Вдовы перебирали четки, синьор Ферреро склонил голову, а я размышлял над его словами. И вдруг понял: Бернардо нас нашел, а «черные плащи» не сумели.

— Маэстро, — прошептал я, — а ведь Бернардо всех перехитрил.

Несмотря на обстоятельства, а может быть, благодаря им, проделка Бернардо показалась нам самой потешной комедией. Издерганные, мы дали волю чувствам и громко расхохотались. Выхаркивали смех и давились горькими, безрадостными спазмами. Я повалился на деревянную скамью и содрогался от хохота, хотя все последние часы ходил буквально по лезвию ножа. Старший повар запрокинул голову и басовито рокотал, запоздало освобождаясь от напряжения. Мы кашляли, задыхались, хватали ртом воздух, утирали слезы, держались за животы и до колик в боку не могли успокоиться. Наконец, слава Богу, веселье утихло.

Мы сидели, очищенные, и молчали. Старший повар снова склонил голову. Оскорбленные в лучших чувствах вдовы, шаркая ногами, разошлись. Я не сомневался, что вечером вся улица узнает, как двое неизвестных безбожно гоготали в храме.

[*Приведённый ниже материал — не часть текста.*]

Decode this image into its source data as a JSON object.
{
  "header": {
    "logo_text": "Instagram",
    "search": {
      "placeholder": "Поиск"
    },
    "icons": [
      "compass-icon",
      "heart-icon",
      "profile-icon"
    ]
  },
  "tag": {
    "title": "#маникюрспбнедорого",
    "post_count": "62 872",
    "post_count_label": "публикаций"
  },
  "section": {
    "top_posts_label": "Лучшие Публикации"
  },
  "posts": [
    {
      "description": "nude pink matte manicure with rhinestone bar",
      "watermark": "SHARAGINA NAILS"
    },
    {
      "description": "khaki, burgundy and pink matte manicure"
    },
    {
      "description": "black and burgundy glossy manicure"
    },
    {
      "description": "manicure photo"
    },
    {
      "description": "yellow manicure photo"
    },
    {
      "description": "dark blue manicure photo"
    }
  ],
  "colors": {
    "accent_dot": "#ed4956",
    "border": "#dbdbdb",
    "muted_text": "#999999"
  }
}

— Вы рассказывали жене о хранителях? — спросил я.

Синьор Ферреро кивнул.

— Я надеялся, что ей не придется об этом узнать, но когда дож начал свою кампанию, признался во всем.

— Она приедет к вам в Испанию?

— Надеюсь, наступит день, когда это станет возможным. Но до того момента очень многое предстоит сделать.

— А вашей жене, когда она появится в Аосте, не начнут задавать лишние вопросы?

— Она ответит, что овдовела. Роза скорее отдаст жизнь, чем предаст меня. Как и я — скорее умру, чем предам хранителей.

— Вы боитесь смерти?

Теперь старший повар казался спокойнее, чем все последние недели.

— Существовать ради самого процесса — в этом не больше смысла, чем в тикающих часах. Умереть — ерунда. Жить честно во имя определенной цели — вот это важно.